Social Security and Medicare at risk if debt ceiling not raised
Currently, the United States Congress and the president are locked in a battle over raising the debt ceiling for the government. It seems to be yet another partisan squabble, but the consequences could include Social Security and other payments could be defaulted on if the debt ceiling isn’t raised.
Congress to forgo Fourth of July recess to work on debt issue
One of the biggest political and economic issues to arise in the past year or so has been the national debt ceiling, essentially the credit limit of the United States government. The government is not allowed by law to exceed more than $14.3 trillion in debt, according to Reuters, which was reached in the middle of May. Yet the government has been making payments on it through last-minute measures.
Some members of Congress, mostly comprised of Congressional Republicans, have been refusing to raise the debt limit without substantial changes to fiscal policies.
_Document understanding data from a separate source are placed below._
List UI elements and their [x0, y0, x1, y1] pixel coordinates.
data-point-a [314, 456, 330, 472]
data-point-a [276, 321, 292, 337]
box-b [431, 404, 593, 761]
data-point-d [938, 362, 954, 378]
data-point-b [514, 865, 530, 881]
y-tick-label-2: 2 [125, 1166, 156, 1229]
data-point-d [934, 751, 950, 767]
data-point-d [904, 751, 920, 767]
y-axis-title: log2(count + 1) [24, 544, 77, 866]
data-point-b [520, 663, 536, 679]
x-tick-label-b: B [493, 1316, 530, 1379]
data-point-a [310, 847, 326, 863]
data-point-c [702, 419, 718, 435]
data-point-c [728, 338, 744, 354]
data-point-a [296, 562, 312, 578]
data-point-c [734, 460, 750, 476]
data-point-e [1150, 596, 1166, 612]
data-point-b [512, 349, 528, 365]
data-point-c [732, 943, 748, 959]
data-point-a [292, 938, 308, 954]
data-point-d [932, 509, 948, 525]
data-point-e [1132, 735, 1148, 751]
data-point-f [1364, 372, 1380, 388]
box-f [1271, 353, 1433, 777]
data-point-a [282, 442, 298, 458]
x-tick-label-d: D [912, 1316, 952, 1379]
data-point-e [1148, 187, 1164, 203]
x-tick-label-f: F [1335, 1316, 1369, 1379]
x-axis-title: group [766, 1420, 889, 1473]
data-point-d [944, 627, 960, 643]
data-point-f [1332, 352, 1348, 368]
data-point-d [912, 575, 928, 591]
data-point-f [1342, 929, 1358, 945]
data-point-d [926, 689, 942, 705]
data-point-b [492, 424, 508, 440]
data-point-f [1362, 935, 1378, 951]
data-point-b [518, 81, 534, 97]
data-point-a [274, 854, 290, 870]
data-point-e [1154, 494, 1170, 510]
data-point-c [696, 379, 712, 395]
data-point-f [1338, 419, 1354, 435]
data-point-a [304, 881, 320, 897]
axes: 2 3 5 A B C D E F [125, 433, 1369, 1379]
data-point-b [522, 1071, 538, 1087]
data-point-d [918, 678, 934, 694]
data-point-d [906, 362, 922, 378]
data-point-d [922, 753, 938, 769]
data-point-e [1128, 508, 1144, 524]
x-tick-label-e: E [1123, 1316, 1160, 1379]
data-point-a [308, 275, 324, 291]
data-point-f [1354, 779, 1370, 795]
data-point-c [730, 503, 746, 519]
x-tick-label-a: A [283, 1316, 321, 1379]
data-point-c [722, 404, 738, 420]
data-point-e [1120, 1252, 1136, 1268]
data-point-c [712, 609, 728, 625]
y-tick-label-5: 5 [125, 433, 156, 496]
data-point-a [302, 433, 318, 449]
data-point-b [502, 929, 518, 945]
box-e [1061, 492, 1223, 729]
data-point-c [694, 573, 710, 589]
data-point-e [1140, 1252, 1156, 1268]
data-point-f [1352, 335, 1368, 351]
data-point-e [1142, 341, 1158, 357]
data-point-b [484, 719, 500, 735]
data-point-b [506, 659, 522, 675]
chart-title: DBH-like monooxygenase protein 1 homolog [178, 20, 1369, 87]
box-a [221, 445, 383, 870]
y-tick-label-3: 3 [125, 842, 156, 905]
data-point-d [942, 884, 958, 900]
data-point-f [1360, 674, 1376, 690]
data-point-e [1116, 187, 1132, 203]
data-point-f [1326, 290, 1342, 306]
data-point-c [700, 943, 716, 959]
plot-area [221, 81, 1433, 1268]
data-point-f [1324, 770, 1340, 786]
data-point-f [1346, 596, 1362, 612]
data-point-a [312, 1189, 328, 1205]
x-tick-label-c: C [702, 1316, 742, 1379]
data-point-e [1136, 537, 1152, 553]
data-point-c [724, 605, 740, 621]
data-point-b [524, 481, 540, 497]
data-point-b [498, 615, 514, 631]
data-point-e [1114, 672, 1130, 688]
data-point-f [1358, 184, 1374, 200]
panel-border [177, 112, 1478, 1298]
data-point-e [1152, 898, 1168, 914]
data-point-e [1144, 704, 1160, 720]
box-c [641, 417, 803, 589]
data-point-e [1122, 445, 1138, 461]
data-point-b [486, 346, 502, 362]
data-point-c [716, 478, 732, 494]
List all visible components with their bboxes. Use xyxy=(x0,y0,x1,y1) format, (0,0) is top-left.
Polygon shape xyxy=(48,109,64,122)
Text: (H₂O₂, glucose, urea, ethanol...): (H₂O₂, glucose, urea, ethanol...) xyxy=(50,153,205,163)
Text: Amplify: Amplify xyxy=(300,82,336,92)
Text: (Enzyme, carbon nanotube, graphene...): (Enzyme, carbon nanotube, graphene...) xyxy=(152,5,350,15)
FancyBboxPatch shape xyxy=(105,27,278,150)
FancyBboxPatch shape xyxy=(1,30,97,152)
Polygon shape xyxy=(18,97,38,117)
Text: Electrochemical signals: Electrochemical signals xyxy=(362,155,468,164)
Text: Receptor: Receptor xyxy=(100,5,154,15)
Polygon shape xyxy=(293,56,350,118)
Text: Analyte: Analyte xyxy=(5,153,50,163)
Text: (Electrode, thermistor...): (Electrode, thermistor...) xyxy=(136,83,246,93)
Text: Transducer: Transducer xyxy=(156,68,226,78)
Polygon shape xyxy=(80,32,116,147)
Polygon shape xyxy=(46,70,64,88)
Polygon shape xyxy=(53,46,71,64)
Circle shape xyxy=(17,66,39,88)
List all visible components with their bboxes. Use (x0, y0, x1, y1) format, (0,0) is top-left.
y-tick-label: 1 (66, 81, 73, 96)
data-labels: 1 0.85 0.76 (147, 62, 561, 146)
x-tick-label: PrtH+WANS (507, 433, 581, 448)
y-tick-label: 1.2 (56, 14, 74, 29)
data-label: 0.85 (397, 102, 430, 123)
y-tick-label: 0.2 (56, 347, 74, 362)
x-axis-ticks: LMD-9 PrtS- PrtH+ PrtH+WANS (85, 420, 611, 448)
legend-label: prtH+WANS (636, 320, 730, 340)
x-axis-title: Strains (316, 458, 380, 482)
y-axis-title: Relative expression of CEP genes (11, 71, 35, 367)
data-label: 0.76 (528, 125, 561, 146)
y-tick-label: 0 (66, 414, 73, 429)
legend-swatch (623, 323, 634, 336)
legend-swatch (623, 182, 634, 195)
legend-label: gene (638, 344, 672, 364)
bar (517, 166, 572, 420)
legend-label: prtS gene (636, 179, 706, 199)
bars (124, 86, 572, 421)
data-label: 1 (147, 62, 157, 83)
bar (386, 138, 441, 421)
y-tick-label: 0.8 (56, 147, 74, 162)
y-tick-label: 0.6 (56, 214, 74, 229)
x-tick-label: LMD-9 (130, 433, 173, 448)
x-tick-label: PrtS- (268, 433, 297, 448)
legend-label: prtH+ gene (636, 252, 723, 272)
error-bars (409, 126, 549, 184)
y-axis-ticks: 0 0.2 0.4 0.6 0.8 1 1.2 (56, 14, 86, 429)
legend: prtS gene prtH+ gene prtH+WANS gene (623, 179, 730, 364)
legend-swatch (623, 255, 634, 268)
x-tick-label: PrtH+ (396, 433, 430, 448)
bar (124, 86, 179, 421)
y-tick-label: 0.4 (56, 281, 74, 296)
Senate Majoirty Leader Harry Reid Leader has announced that the Senate is going to forgo the traditional week-long recess after the Fourth of July holiday in order to work on the debt ceiling, reports CBS. It has to be raised before August 4.
Warnings issued against default
Though there is nearly a month to forge an agreement to raise the debt ceiling, there are already warnings being issued against allowing the federal government to default on its debt. Besides a potentially catastrophic effect on global financial markets, credit rating agency Standard & Poor’s has warned that default on debt would result in currently maturing U.S. Treasury bonds being issued a “D” rating if those bonds are not paid out on August 4. The U.S. has $30 billion in interest payments due on short term loans acquired through sale of Treasury bonds. Chairman of the Federal Deposit Insurance Corporation Sheila Bair has warned Congress that they are getting into “a dangerous game,” according to NASDAQ, should they fail to successfully raise the debt limit.
Potential fallout in case of default
The American government is currently borrowing 40 cents of every dollar it spends, and in August of 2011 alone, the government is slated to spend $134 billion more than it will take in, according to USA Today. Up to 44 percent of government payments could be missed. Granted, this may seem a faraway issue to some people, but the largest and most urgent payments could hit the most vulnerable citizens where it hurts. Social Security payments to retirees, disability benefits, Medicare and Medicaid benefits and other forms of social aid such as welfare and food stamps may go unfunded. Federal employees may also be furloughed and contractors, including defense contractors, may go unpaid or have their contracts cancelled.
It is projected that there won’t be sufficient funds for the $23 billion payment to Social Security and Social Security Disability Insurance, or SSDI, recipients on August 3. Social Security represents 50 percent or more of all income for 53 percent of all couples aged 65 or older and 73 percent of all people over the age of 65.